Quantification of seizure termination patterns reveals limited pathways to seizure end

Seizures result from a variety of pathologies and exhibit great diversity in their dynamics. Although many studies have examined the dynamics of seizure initiation, few have investigated the mechanisms leading to seizure termination. We examined intracranial recordings from patients with intractable focal epilepsy to differentiate seizure termination patterns and investigate whether these termination patterns are indicative of different underlying mechanisms. Seizures (n=710) were recorded intracranially from 104 patients and visually classified as focal or secondarily generalized. Only two patterns emerged from this analysis: (a) those that end simultaneously across the brain (synchronous termination), and (b) those whose ictal activity terminates in some regions but continues in others (asynchronous termination). Finally, seizures ended with either an intermittent bursting pattern (burst suppression pattern), or continuous activity (continuous bursting).

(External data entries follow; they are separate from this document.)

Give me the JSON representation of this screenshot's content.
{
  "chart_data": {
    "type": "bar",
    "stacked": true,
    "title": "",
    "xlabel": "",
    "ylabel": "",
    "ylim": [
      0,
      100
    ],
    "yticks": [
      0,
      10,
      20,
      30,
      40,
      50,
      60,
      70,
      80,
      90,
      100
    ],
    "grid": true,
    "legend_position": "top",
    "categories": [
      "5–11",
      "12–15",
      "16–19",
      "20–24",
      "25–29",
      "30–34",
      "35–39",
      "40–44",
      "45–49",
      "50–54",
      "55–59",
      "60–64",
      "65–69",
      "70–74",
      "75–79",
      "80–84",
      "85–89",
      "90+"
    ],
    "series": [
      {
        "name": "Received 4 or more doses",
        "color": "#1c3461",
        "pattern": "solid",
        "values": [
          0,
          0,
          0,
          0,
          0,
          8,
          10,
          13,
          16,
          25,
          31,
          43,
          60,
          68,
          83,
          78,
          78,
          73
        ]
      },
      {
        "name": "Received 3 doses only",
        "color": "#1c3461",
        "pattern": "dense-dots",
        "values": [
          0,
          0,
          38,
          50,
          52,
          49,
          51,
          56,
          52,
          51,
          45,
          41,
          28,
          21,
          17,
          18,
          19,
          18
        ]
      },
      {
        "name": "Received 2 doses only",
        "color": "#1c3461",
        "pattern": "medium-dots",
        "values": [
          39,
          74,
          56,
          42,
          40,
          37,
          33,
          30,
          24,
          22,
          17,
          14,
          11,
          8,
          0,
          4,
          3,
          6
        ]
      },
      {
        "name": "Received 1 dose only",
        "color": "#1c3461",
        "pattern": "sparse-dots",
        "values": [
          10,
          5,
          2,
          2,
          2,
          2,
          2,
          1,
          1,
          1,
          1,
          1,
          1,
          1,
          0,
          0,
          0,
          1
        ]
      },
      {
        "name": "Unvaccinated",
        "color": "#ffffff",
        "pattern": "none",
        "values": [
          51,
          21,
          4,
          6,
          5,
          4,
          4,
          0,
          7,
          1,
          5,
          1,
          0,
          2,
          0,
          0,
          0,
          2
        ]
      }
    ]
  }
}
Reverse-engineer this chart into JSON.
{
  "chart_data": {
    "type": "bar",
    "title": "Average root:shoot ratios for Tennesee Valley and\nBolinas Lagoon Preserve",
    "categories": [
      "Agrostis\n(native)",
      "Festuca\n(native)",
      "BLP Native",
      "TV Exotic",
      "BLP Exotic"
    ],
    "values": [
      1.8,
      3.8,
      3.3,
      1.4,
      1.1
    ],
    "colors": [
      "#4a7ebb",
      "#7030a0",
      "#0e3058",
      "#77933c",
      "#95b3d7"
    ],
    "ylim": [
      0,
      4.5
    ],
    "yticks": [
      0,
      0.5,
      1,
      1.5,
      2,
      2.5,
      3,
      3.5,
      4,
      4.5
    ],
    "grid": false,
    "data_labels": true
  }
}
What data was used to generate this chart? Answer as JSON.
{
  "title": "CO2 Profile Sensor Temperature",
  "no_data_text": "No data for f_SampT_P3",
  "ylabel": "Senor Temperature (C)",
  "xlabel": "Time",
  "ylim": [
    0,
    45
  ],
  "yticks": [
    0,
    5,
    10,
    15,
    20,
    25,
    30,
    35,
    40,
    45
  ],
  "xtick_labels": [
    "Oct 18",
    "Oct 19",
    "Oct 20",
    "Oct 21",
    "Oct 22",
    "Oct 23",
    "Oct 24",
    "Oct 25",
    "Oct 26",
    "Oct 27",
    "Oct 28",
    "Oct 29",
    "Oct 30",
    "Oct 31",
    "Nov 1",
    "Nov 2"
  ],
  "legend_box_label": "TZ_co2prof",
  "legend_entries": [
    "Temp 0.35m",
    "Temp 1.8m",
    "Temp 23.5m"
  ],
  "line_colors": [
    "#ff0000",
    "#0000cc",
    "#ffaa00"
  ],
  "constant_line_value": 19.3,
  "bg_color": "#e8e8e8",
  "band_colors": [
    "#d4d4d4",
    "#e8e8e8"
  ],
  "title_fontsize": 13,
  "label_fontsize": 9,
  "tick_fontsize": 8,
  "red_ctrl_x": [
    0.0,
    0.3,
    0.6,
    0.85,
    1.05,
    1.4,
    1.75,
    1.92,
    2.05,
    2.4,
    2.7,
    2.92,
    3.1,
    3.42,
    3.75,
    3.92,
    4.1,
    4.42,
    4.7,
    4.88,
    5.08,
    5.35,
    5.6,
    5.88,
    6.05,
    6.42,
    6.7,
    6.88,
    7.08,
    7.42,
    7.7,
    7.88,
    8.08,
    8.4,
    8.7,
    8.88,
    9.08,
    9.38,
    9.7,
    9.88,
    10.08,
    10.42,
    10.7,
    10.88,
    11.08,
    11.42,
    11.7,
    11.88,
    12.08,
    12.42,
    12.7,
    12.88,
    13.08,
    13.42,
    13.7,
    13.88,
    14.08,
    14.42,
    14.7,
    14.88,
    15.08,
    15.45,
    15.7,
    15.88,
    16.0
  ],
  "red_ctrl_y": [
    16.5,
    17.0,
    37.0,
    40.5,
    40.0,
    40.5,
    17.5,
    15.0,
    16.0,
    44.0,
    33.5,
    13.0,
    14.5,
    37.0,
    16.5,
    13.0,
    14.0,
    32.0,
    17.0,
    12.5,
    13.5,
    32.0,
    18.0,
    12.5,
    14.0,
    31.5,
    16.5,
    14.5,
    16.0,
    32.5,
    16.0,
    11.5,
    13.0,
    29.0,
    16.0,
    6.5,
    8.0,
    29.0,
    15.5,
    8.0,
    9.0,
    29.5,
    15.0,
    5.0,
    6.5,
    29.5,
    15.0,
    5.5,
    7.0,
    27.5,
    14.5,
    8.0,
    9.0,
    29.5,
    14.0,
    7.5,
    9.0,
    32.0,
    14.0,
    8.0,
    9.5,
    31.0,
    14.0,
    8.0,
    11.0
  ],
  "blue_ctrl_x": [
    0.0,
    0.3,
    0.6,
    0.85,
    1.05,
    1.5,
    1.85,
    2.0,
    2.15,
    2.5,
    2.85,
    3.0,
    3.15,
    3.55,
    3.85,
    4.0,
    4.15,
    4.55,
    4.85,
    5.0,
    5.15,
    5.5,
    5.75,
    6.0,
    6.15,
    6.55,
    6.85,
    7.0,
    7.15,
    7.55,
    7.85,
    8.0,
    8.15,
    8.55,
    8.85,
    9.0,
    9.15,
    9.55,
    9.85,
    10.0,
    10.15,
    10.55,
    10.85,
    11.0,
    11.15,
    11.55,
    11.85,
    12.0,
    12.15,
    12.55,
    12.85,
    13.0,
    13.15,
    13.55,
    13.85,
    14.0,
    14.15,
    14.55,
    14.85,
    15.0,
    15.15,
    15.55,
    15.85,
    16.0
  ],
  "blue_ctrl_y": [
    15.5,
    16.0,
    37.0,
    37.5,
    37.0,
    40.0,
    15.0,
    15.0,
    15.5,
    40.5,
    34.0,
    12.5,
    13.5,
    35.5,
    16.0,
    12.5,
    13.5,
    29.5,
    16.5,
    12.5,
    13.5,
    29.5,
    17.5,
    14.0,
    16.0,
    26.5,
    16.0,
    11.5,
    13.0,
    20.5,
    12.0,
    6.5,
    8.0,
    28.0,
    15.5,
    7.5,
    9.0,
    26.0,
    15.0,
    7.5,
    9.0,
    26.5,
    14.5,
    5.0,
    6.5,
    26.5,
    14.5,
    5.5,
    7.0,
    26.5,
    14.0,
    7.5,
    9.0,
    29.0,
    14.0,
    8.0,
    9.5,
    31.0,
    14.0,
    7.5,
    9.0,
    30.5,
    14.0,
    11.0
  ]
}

These findings allowed for a classification and quantification of the burst suppression ratio, absolute energy and network connectivity of all seizures and comparison across different seizure termination patterns. We found that different termination patterns can manifest within a single patient, even in seizures originating from the same onset locations. Most seizures terminate with patterns of burst suppression regardless of generalization but that seizure that secondarily generalize show burst suppression patterns in 90% of cases, while only 60% of focal seizures exhibit burst suppression. Interestingly, we found similar absolute energy and burst suppression ratios in seizures with synchronous and asynchronous termination, while seizures with continuous bursting were found to be different from seizures with burst suppression, showing lower energy during seizure and lower burst suppression ratio at the start and end of seizure. Finally, network density was observed to increase with seizure progression, with significantly lower densities in seizures with continuous bursting compared to seizures with burst suppression. Our study demonstrates that there are a limited number of seizure termination patterns, suggesting that, unlike seizure initiation, the number of mechanisms underlying seizure termination is constrained. The study of termination patterns may provide useful clues about how these seizures may be managed, which in turn may lead to more targeted modes of therapy for seizure control.